Does my child need to get a shot for repeated ear infections?

No. Your child may need a tube placed in the eardrum. The tympanostomy tube can help drain fluid that's present due to an infection.
No. Not sure what shots your are referring to.Vaccines or antibiotics? No vaccines specific for ear infections yet. Rocephin (ceftriaxone) shots (antibiotic) are used for chronic ear infections, for three days straight when all else fail, before i referred them out to ear specialist.Usually they respond to oral antibiotics, need close follow up.If child having hearing, balance or speech problem, need to refer sooner.
No. Sometimes children need to see a special doctor called an ENT (ear nose and throat) to get evaluated for placement of tubes to help drain the accumulated fluid behind the ear, but no shots! its been shown that breastfed children have a decreased risk of ear infections, so if you can breastfeed for at least the first 6 months!

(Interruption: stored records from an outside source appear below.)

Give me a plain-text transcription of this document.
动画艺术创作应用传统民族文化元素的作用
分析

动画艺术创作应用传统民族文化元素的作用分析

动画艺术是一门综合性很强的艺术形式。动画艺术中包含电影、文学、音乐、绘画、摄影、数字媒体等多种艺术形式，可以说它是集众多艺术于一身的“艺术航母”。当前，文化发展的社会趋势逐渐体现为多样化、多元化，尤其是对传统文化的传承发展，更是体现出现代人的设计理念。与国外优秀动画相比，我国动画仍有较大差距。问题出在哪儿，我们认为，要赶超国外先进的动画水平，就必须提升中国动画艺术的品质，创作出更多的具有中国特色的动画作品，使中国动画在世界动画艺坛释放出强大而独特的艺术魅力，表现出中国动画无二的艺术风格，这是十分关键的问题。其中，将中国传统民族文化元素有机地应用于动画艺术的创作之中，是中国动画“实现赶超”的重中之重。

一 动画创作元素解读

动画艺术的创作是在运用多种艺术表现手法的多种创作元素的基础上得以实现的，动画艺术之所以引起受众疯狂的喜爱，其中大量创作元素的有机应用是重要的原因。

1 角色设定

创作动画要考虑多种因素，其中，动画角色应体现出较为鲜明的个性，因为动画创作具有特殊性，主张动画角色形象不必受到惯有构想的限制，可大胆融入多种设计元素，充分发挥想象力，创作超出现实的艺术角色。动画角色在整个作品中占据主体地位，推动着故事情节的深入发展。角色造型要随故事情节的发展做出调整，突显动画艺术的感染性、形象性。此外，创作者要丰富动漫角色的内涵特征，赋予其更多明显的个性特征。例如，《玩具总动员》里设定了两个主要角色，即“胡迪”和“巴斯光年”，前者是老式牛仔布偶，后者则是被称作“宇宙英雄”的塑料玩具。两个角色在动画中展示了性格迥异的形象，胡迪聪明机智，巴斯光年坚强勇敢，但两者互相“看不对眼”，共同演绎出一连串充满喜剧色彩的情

No. There is not a shot to treat repeated ear infections in babies. A new baby cannot be predicted to have future repeated ear infections, although these things sometimes run in families. Also, babies who start getting ear infections before 6 months of age are more likely to get repeated infections later. The pneumococcal vaccine can prevent some infections (those caused by strep pneumo bacteria).
Yes. Occasionally ear infections are treated with an antibiotic that is given by injection and may require more tha 1 dose or shot. The pneumoccocal vaccine and flu shot help prevent infections that may frequently cause ear infections. Nothing is perfect for treatment or prevention, however.
No. Doesn't exist. Prevnar (pneumococcal vaccine) is a vaccine that can possibly prevent ear infections which is routinely given already, but the shot protects more against meningitis than ear infections.
No. There is no "shot" to cure or to prevent repeated ear infections. The young children experiencing frequent ear infections should be tested whether they are simply prone to develop recurrent infections or they continue to carry 'cummulated fluid' in their middle ear between the bouts of ear infection. The latter group of children should be referred for ventilation tube insertion.